For a film placing particular emphasis on a more sensory experience, it feels almost inevitable that Ste. Anne‘s narrative remains relatively straightforward. In the many years since Renee’s sudden disappearance from her community, her brother, Modeste (Jack Theis), and his wife, Elenore (Valerie Marion), have chosen to raise her daughter, Athene (Isabelle d’Eschambault), under their wings. When Renée returns to the community, however, things begin to slowly yet noticeably shift as she attempts to reclaim her sense of place in the world.
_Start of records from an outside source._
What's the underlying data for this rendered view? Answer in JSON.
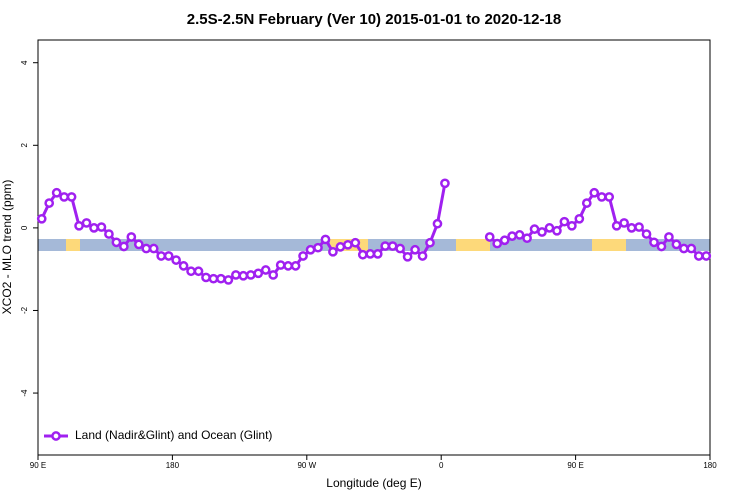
{
  "chart_data": {
    "type": "line",
    "title": "2.5S-2.5N February (Ver 10)   2015-01-01 to 2020-12-18",
    "x_label": "Longitude (deg E)",
    "y_label": "XCO2 - MLO trend (ppm)",
    "x": [
      92.5,
      97.5,
      102.5,
      107.5,
      112.5,
      117.5,
      122.5,
      127.5,
      132.5,
      137.5,
      142.5,
      147.5,
      152.5,
      157.5,
      162.5,
      167.5,
      172.5,
      177.5,
      182.5,
      187.5,
      192.5,
      197.5,
      202.5,
      207.5,
      212.5,
      217.5,
      222.5,
      227.5,
      232.5,
      237.5,
      242.5,
      247.5,
      252.5,
      257.5,
      262.5,
      267.5,
      272.5,
      277.5,
      282.5,
      287.5,
      292.5,
      297.5,
      302.5,
      307.5,
      312.5,
      317.5,
      322.5,
      327.5,
      332.5,
      337.5,
      342.5,
      347.5,
      352.5,
      357.5,
      362.5,
      367.5,
      372.5,
      377.5,
      382.5,
      387.5,
      392.5,
      397.5,
      402.5,
      407.5,
      412.5,
      417.5,
      422.5,
      427.5,
      432.5,
      437.5,
      442.5,
      447.5,
      452.5,
      457.5,
      462.5,
      467.5,
      472.5,
      477.5,
      482.5,
      487.5,
      492.5,
      497.5,
      502.5,
      507.5,
      512.5,
      517.5,
      522.5,
      527.5,
      532.5,
      537.5
    ],
    "series": [
      {
        "name": "Land (Nadir&Glint) and Ocean (Glint)",
        "color": "#a020f0",
        "values": [
          0.22,
          0.6,
          0.85,
          0.75,
          0.75,
          0.05,
          0.12,
          0.0,
          0.02,
          -0.15,
          -0.35,
          -0.45,
          -0.22,
          -0.4,
          -0.5,
          -0.5,
          -0.68,
          -0.68,
          -0.78,
          -0.92,
          -1.05,
          -1.05,
          -1.2,
          -1.23,
          -1.23,
          -1.26,
          -1.14,
          -1.16,
          -1.14,
          -1.1,
          -1.02,
          -1.14,
          -0.9,
          -0.92,
          -0.92,
          -0.68,
          -0.53,
          -0.48,
          -0.28,
          -0.58,
          -0.46,
          -0.41,
          -0.36,
          -0.65,
          -0.63,
          -0.63,
          -0.44,
          -0.44,
          -0.5,
          -0.7,
          -0.53,
          -0.68,
          -0.36,
          0.1,
          1.08,
          null,
          null,
          null,
          null,
          null,
          -0.22,
          -0.38,
          -0.3,
          -0.2,
          -0.17,
          -0.25,
          -0.03,
          -0.1,
          0.0,
          -0.07,
          0.15,
          0.05,
          0.22,
          0.6,
          0.85,
          0.75,
          0.75,
          0.05,
          0.12,
          0.0,
          0.02,
          -0.15,
          -0.35,
          -0.45,
          -0.22,
          -0.4,
          -0.5,
          -0.5,
          -0.68,
          -0.68
        ]
      }
    ],
    "xlim": [
      90,
      540
    ],
    "xticks": [
      {
        "value": 90,
        "label": "90 E"
      },
      {
        "value": 180,
        "label": "180"
      },
      {
        "value": 270,
        "label": "90 W"
      },
      {
        "value": 360,
        "label": "0"
      },
      {
        "value": 450,
        "label": "90 E"
      },
      {
        "value": 540,
        "label": "180"
      }
    ],
    "ylim": [
      -5.5,
      4.55
    ],
    "yticks": [
      -4,
      -2,
      0,
      2,
      4
    ],
    "legend": "bottom-left"
  }
}
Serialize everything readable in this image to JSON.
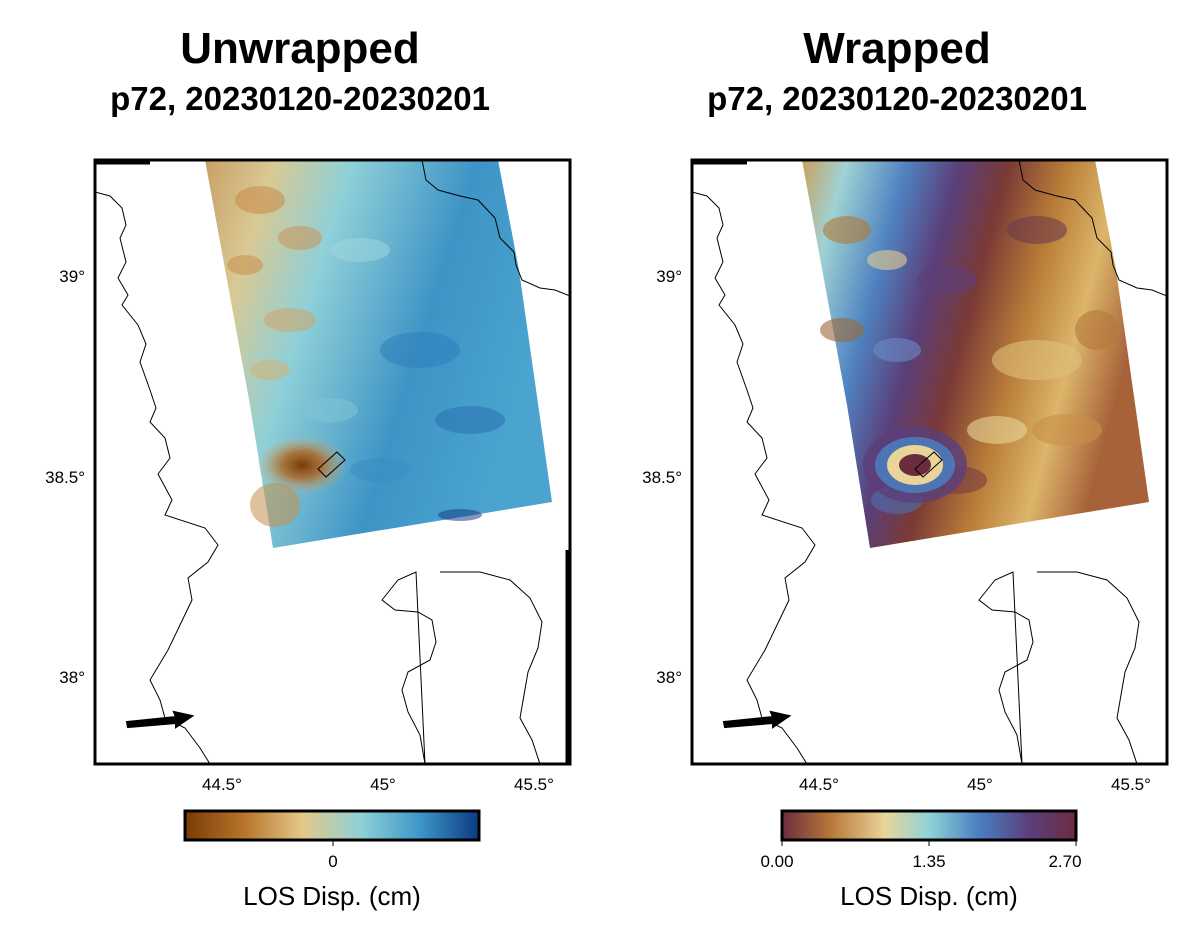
{
  "panels": [
    {
      "title": "Unwrapped",
      "subtitle": "p72, 20230120-20230201",
      "y_ticks": [
        "39°",
        "38.5°",
        "38°"
      ],
      "x_ticks": [
        "44.5°",
        "45°",
        "45.5°"
      ],
      "colorbar": {
        "ticks": [
          "0"
        ],
        "label": "LOS Disp. (cm)",
        "colors": [
          "#7a3b06",
          "#b8742a",
          "#e3c98a",
          "#8ed0d6",
          "#3d96c8",
          "#0c3a82"
        ]
      }
    },
    {
      "title": "Wrapped",
      "subtitle": "p72, 20230120-20230201",
      "y_ticks": [
        "39°",
        "38.5°",
        "38°"
      ],
      "x_ticks": [
        "44.5°",
        "45°",
        "45.5°"
      ],
      "colorbar": {
        "ticks": [
          "0.00",
          "1.35",
          "2.70"
        ],
        "label": "LOS Disp. (cm)",
        "colors": [
          "#6b2c3e",
          "#b87a3a",
          "#e9d49a",
          "#8fd3d8",
          "#4a7fc0",
          "#5b3f7c",
          "#6b2c3e"
        ]
      }
    }
  ]
}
As the community holds a handful of festive gatherings, they find themselves confronting their past through Renée’s return, all while Modeste and Elenore begin to question where she’s been and gradually come to grips with what her growing reconnection with Athene might ultimately mean.
Vermette is no stranger to working in arthouse filmmaking, with previous short films such as Les Chassis des Lourdes and Domus displaying her capability to engineer disparate pieces of imagery into statements on memory and identity. In Ste. Anne, that capability takes on a more streamlined form, with the film’s aforementioned minimalist plot backing up a series of meditative sequences and imagery. Anyone looking for a film with polish and conventionality will be frustrated by the film’s mix of scripted and improvised dialogue, deliberately imperfect 16mm film editing, and nebulous narrative, but it’s this debut’s sporadic bouts of beauty and engaging atmosphere that will endear most viewers with a tolerance for arthouse fare.
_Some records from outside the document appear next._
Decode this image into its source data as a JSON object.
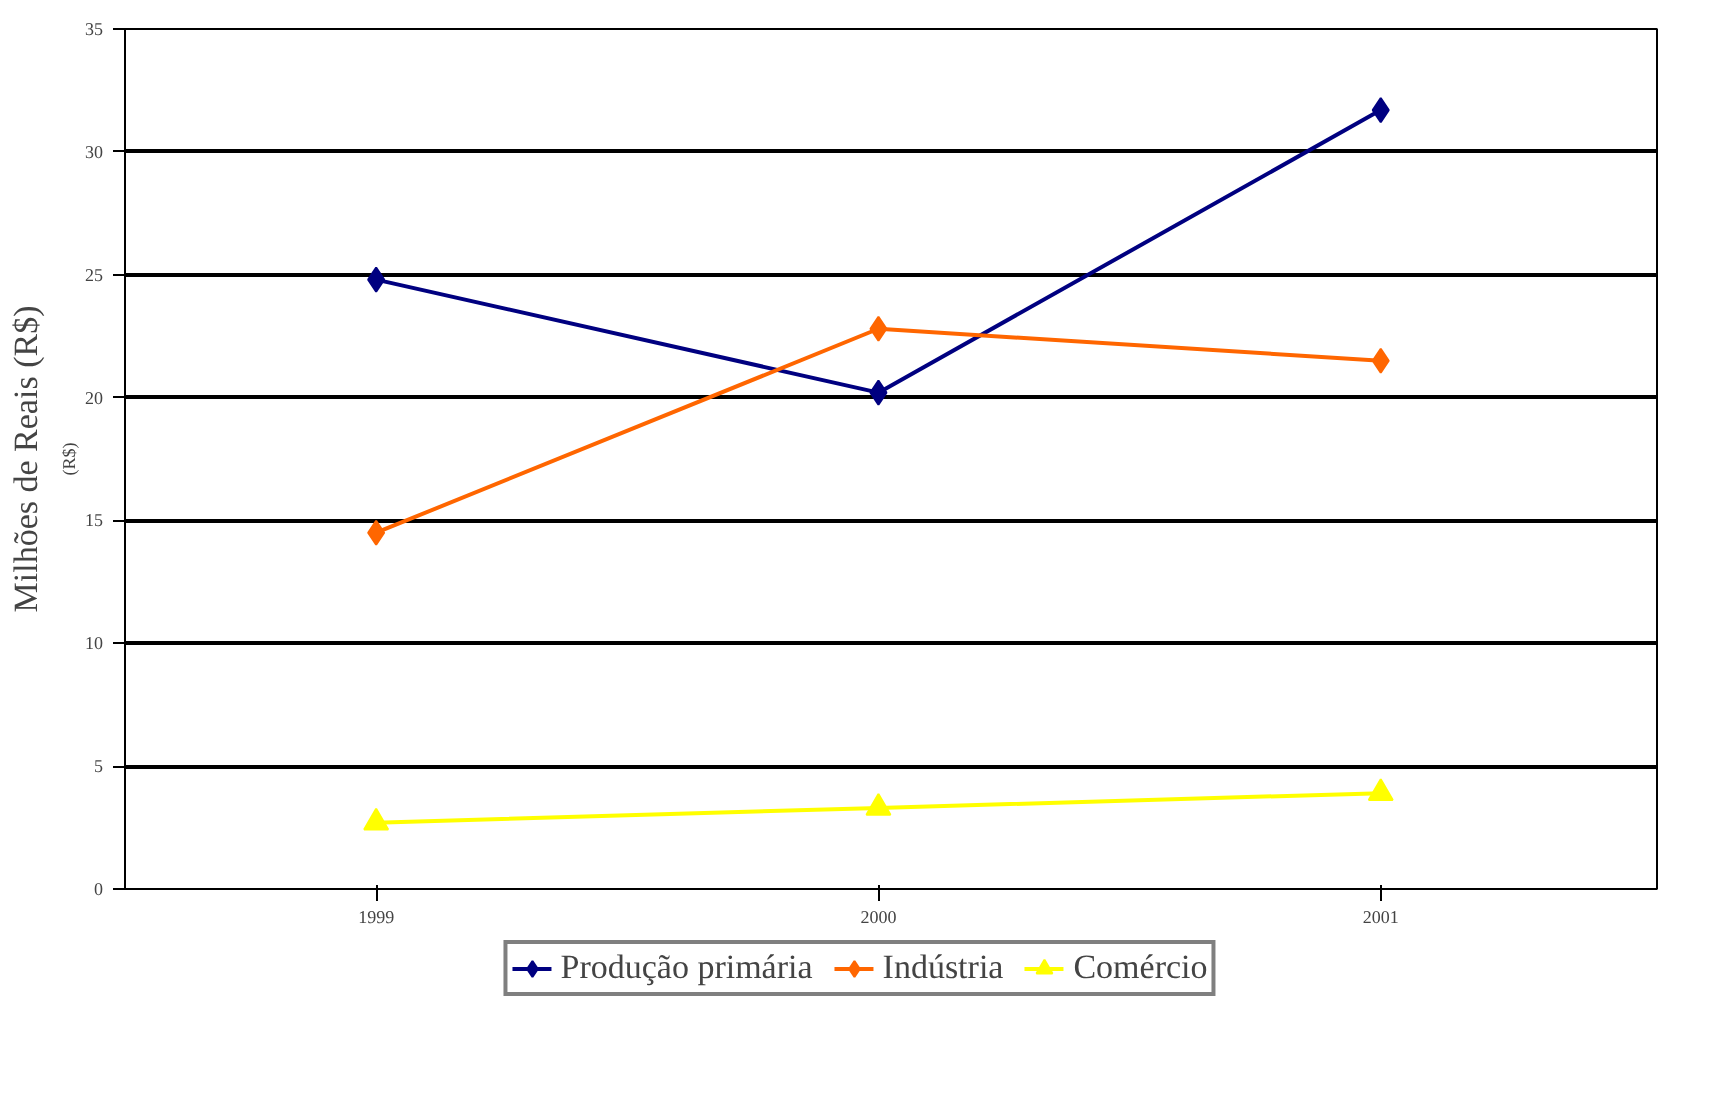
{
  "chart_data": {
    "type": "line",
    "ylabel": "Milhões de Reais (R$)",
    "annotations": [
      "(R$)"
    ],
    "categories": [
      "1999",
      "2000",
      "2001"
    ],
    "series": [
      {
        "name": "Produção primária",
        "color": "#000080",
        "marker": "diamond",
        "values": [
          24.8,
          20.2,
          31.7
        ]
      },
      {
        "name": "Indústria",
        "color": "#ff6600",
        "marker": "diamond",
        "values": [
          14.5,
          22.8,
          21.5
        ]
      },
      {
        "name": "Comércio",
        "color": "#ffff00",
        "marker": "triangle",
        "values": [
          2.7,
          3.3,
          3.9
        ]
      }
    ],
    "ylim": [
      0,
      35
    ],
    "yticks": [
      0,
      5,
      10,
      15,
      20,
      25,
      30,
      35
    ],
    "grid": "y",
    "legend": "bottom",
    "line_style": "solid"
  }
}
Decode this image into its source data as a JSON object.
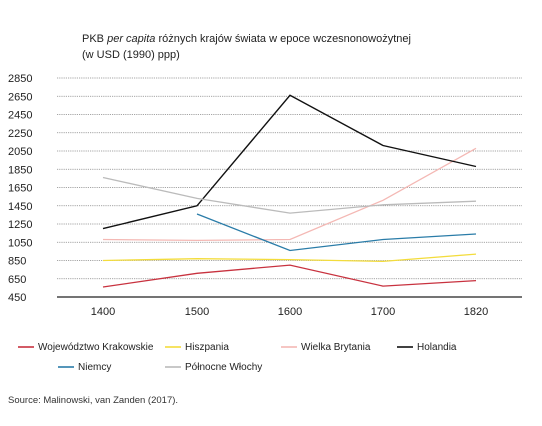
{
  "chart_data": {
    "type": "line",
    "title_line1_prefix": "PKB ",
    "title_line1_italic": "per capita",
    "title_line1_suffix": " różnych krajów świata w epoce wczesnonowożytnej",
    "title_line2": "(w USD (1990) ppp)",
    "x": [
      "1400",
      "1500",
      "1600",
      "1700",
      "1820"
    ],
    "ylim": [
      450,
      2850
    ],
    "yticks": [
      450,
      650,
      850,
      1050,
      1250,
      1450,
      1650,
      1850,
      2050,
      2250,
      2450,
      2650,
      2850
    ],
    "series": [
      {
        "name": "Województwo Krakowskie",
        "color": "#c8323f",
        "values": [
          560,
          710,
          800,
          570,
          630
        ]
      },
      {
        "name": "Hiszpania",
        "color": "#f3dc3c",
        "values": [
          850,
          870,
          860,
          840,
          920
        ]
      },
      {
        "name": "Wielka Brytania",
        "color": "#f4b8b4",
        "values": [
          1080,
          1070,
          1080,
          1510,
          2080
        ]
      },
      {
        "name": "Holandia",
        "color": "#111111",
        "values": [
          1200,
          1450,
          2660,
          2110,
          1880
        ]
      },
      {
        "name": "Niemcy",
        "color": "#2a7ca8",
        "values": [
          null,
          1360,
          960,
          1080,
          1140
        ]
      },
      {
        "name": "Północne Włochy",
        "color": "#bbbbbb",
        "values": [
          1760,
          1530,
          1370,
          1460,
          1500
        ]
      }
    ]
  },
  "source": "Source: Malinowski, van Zanden (2017)."
}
Atmosphere is everything in a film of this kind, which Ste. Anne decisively and uniquely delivers in spades on nearly all fronts. The film’s expansive, vibrant color palette — used in conjunction with pitch-perfectly ambient sound design — allows it to create lively settings through gorgeously hued landscapes and interior locations, while also letting other, more singularly-colored sequences to take on a kind of Giallo-esque flair with bold primary colors completely washing over the frame. Imperfections are also abound in the film’s aesthetically homemade 16mm cinematography, but they never once seem like mistakes, even if the film overindulges in their usage at some points. You’ll find a litany of film scratches, overexposures, lens flares, and other details that, instead of tarnishing the visual experience, imbue the imagery sensitively depicted on screen with a genuinely endearing sense of character and personality.
It’s in the story itself that things become slightly more mixed in quality. The main highlights of Ste. Anne‘s narrative are very clearly the series of friendly gatherings hosted by the Métis community portrayed on screen, captured with a mix of grainy closeups and vivacious handheld cinematography that partially evoke the naturalistic verve of John Cassavetes’ earliest works, and brought to life with performances from Vermette’s family members and other actors who easily string together pieces of improvised dialogue. In the grand scheme of the film’s overall story, however, too little feels like it’s revealed too late. The film is so intently focused on grounding its setting, indigenous community, and Reneé herself in the framework of its natural ambience and free-flowing aesthetic that it loses track of developing some of its most notable characters — particularly within Renée’s family — using its scripted scenes until more towards the story’s bittersweet conclusion.
Yet perhaps that shamelessness is what makes Ste. Anne work in its most luminary moments, because as much as its story may be somewhat buried in its more technical, abstract focus, its many aforementioned themes and ideas remain relatively intact, most likely because said ideas are exactly what its craft is consciously building towards. Whatever the case, Ste. Anne remains a deeply respectable debut for Vermette — one whose intention is clearly to be felt, rather than analyzed, in its entirety, much like the nature and elements it invests its efforts into depicting so beautifully.